Our experiments suggest that the threshold is stable. Fig. 4 and Table 1 summarize the clinical significance of our model. Fig. 4 show the error in estimating the true max threshold, at 1 − α = 0.95 level of confidence. The x–axis corresponds to the 20 different sampling rates used and y–axis shows the absolute difference of thresholds in log scale. Observe that for sampling rates higher than 3%, the mean and maximum differences was 0.04 and 0.18. Note that the binning resolution of max.statistic used for constructing the Null was 0.01. These results show that not only the global shape of the maximum Null distribution is estimated to high accuracy (see Section 4.1) but also the shape and area in the tail. To support this observation, we show the absolute differences of the estimated thresholds on all the datasets at 4 different levels in Table 1. The errors for 1 − α = 0.95, 0.99 are at most 0.16. The increase in error for 1 − α > 0.995 is a sampling artifact and is expected. Note that in a few cases, the error at 0.5% is slightly higher than that at 0.3% suggesting that the recovery is noisy (see Sec. 4.1 and the errorbars of Fig. 1). Overall the estimated α-thresholds are both faithful and stable.

Figure 4.

Error of estimated t statistic thresholds (red) for the 20 different subsampling rates on the four Datasets. The confidence level is 1 − α = 0.95. The y-axis is in log–scale. For reference, the thresholds given by baseline model (blue) are included. Note that each plot corresponds to two datasets.

Table 1.

Errors of estimated t statistic thresholds on all datasets at two different subsampling rates.
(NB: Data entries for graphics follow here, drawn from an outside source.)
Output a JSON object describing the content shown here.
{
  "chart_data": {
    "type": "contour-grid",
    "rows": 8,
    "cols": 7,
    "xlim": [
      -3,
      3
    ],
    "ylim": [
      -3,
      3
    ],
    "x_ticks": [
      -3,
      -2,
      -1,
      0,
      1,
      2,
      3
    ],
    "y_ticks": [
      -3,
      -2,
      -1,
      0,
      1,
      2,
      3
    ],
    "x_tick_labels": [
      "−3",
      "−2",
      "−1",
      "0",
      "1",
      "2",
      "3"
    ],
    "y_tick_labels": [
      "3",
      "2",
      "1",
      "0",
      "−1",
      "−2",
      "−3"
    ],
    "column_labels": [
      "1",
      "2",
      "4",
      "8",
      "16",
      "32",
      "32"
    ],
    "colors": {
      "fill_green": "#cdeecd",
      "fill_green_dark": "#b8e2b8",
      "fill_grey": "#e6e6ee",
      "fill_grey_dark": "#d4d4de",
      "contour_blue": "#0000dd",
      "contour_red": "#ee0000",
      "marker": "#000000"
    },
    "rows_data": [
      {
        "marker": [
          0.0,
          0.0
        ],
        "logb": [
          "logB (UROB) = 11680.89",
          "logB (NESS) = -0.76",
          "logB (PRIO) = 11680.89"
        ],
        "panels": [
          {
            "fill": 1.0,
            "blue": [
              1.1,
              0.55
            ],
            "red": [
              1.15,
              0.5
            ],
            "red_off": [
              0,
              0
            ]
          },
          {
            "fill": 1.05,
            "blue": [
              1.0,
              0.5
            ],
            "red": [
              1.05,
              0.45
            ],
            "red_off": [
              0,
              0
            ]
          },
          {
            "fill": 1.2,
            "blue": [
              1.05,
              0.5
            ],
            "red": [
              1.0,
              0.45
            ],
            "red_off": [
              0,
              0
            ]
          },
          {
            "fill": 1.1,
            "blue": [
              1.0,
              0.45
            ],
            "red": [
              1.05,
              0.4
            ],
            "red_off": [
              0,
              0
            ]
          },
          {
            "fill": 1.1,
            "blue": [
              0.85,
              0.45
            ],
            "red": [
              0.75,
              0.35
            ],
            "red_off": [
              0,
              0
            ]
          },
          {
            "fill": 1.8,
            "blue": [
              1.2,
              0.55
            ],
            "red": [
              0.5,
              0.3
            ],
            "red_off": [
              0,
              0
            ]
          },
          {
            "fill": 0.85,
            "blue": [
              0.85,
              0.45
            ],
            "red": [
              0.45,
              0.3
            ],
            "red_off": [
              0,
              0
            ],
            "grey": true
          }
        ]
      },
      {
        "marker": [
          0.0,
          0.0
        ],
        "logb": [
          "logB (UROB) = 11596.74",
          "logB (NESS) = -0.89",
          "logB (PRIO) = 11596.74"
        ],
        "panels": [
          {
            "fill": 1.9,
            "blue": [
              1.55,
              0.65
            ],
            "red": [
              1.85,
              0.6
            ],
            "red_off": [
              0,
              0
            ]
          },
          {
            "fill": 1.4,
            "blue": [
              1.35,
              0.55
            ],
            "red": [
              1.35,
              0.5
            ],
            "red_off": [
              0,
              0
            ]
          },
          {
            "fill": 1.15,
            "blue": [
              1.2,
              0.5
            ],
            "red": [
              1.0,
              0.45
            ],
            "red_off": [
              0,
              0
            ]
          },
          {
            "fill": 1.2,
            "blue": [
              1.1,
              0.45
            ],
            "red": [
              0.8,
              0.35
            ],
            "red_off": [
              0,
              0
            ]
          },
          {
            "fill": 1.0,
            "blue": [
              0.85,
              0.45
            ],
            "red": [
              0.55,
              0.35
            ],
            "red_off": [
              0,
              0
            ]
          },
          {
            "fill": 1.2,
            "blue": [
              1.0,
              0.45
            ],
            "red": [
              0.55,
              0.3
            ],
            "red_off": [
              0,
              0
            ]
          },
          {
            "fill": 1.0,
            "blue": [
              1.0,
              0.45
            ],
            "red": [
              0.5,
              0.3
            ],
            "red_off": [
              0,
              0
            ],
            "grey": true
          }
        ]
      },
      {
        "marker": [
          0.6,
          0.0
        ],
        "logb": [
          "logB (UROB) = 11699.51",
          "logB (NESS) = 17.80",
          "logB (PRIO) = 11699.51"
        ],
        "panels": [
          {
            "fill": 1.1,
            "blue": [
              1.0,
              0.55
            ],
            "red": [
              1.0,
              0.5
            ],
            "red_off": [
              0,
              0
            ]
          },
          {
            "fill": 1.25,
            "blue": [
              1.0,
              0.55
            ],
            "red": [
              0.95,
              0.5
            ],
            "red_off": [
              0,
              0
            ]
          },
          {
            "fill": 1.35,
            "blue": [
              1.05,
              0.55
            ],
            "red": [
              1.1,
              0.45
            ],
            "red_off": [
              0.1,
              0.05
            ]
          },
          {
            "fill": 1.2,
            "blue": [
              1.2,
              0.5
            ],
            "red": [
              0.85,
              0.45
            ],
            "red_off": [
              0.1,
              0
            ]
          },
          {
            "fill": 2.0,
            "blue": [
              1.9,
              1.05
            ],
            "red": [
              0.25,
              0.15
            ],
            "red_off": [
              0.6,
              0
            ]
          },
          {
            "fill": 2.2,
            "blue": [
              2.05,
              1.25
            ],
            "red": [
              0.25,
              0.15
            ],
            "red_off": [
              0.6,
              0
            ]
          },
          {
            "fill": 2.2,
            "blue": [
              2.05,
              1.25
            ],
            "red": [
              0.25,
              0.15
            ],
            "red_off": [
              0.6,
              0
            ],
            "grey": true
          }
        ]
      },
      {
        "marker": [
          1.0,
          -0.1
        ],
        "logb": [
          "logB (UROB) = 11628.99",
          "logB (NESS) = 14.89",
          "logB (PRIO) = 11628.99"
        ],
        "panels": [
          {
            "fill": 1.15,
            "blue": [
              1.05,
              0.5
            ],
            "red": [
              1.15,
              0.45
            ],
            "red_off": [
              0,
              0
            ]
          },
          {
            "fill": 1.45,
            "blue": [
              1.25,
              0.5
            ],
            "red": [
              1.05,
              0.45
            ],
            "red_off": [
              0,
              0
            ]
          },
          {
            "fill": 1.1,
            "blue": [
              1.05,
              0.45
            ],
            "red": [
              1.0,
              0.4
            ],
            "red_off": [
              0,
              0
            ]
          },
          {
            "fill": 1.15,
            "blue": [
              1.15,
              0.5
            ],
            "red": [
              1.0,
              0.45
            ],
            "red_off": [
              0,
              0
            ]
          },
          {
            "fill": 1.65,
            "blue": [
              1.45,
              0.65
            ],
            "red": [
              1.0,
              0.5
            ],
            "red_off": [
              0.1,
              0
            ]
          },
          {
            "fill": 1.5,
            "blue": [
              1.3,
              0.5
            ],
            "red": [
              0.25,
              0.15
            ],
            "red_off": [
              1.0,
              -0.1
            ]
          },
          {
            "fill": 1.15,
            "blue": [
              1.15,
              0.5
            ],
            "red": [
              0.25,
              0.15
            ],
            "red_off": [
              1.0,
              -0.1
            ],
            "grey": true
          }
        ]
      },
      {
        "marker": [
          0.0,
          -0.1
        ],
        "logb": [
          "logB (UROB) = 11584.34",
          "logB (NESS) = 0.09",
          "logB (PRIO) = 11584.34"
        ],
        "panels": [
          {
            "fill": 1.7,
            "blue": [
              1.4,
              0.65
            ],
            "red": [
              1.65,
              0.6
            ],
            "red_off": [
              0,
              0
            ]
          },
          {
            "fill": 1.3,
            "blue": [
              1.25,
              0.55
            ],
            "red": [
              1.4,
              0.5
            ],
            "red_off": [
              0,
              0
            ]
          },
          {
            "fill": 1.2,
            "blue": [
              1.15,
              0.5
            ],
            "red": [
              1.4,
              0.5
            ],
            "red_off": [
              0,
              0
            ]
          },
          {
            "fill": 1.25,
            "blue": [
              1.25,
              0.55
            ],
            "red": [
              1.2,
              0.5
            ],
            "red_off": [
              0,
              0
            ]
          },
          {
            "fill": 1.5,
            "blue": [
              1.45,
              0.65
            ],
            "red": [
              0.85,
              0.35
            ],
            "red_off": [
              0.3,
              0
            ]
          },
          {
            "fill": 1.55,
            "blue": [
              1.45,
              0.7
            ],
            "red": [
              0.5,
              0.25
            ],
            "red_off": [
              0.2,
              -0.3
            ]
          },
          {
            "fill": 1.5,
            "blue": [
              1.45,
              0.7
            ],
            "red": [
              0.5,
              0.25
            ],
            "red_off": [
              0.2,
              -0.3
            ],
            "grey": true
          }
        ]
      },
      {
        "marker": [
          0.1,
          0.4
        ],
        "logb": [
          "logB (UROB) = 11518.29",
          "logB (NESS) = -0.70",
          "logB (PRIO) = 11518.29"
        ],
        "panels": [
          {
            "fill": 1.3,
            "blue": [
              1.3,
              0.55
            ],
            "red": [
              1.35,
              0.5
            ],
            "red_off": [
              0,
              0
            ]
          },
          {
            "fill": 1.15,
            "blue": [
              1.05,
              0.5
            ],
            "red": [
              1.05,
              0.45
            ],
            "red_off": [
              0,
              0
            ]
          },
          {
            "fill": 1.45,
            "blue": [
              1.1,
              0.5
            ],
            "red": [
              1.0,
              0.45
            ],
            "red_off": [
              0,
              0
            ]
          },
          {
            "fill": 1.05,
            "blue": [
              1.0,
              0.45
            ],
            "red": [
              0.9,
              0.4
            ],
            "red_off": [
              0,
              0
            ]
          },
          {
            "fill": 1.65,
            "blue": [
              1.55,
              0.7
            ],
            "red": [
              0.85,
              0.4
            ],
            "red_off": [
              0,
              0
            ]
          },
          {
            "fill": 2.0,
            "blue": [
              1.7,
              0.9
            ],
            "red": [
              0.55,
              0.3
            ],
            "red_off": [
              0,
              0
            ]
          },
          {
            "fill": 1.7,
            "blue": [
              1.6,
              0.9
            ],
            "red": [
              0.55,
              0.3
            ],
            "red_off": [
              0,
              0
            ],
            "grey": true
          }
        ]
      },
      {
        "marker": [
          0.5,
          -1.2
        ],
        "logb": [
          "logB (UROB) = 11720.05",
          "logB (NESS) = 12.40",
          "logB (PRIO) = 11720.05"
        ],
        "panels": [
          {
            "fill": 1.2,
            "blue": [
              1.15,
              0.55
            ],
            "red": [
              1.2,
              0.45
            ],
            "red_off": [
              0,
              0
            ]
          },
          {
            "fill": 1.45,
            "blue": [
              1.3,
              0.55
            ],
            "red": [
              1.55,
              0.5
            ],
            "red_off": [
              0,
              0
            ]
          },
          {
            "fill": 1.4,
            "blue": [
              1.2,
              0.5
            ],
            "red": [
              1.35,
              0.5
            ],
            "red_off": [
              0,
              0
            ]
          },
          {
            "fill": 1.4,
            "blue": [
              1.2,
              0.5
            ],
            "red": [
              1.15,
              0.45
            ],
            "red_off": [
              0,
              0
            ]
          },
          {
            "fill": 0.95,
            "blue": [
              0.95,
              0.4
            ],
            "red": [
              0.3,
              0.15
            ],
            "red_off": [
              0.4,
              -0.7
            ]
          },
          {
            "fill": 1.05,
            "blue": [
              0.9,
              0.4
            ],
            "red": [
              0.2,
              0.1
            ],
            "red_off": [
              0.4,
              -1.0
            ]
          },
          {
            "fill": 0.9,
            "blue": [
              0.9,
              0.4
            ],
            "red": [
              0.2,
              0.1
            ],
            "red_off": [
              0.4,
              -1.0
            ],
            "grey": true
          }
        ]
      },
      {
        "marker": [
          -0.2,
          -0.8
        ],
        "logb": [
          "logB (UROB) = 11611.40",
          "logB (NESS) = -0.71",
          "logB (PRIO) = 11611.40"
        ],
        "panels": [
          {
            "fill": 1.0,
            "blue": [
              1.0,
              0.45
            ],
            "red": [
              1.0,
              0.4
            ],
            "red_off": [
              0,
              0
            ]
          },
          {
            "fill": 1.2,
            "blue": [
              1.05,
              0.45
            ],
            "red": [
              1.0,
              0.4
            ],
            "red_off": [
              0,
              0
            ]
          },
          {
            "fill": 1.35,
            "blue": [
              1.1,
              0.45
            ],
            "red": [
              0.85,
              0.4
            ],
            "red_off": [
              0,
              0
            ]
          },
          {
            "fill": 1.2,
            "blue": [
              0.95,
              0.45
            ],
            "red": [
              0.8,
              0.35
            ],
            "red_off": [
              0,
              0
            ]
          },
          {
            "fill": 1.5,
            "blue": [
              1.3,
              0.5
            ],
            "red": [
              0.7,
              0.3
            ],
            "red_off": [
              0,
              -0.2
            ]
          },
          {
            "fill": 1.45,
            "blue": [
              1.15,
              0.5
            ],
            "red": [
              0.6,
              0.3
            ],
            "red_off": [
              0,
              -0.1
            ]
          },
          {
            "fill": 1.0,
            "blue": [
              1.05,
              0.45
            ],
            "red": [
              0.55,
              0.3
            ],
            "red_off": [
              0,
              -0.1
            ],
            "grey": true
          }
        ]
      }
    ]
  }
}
Data name	Sampling rate	1 – α level
		0.95	0.99	0.995	0.999
A	0.3%	0.16	0.11	0.14	0.07
	0.5%	0.13	0.08	0.10	0.03
B	0.3%	0.02	0.05	0.03	0.13
	0.5%	0.02	0.07	0.08	0.04
C	0.3%	0.04	0.13	0.21	0.20
	0.5%	0.01	0.07	0.07	0.05
D	0.3%	0.08	0.10	0.27	0.31
	0.5%	0.12	0.13	0.25	0.22

5 Conclusions and future directions

In this paper, we have proposed a novel method of efficiently approximating the permutation testing matrix by first estimating the major singular vectors, then filling in the missing values via matrix completion, and finally estimating the distribution of residual values. Experiments on four different neuroimaging datasets show that we can recover the distribution of the maximum Null statistic to a high degree of accuracy, while maintaining a computational speedup factor of roughly 50×. While our focus has been on neuroimaging problems, we note that multiple testing and False Discovery Rate (FDR) correction are important issues in genomic and RNA analyses, and our contribution may offer enhanced leverage to existing methodologies which use permutation testing in these settings[6].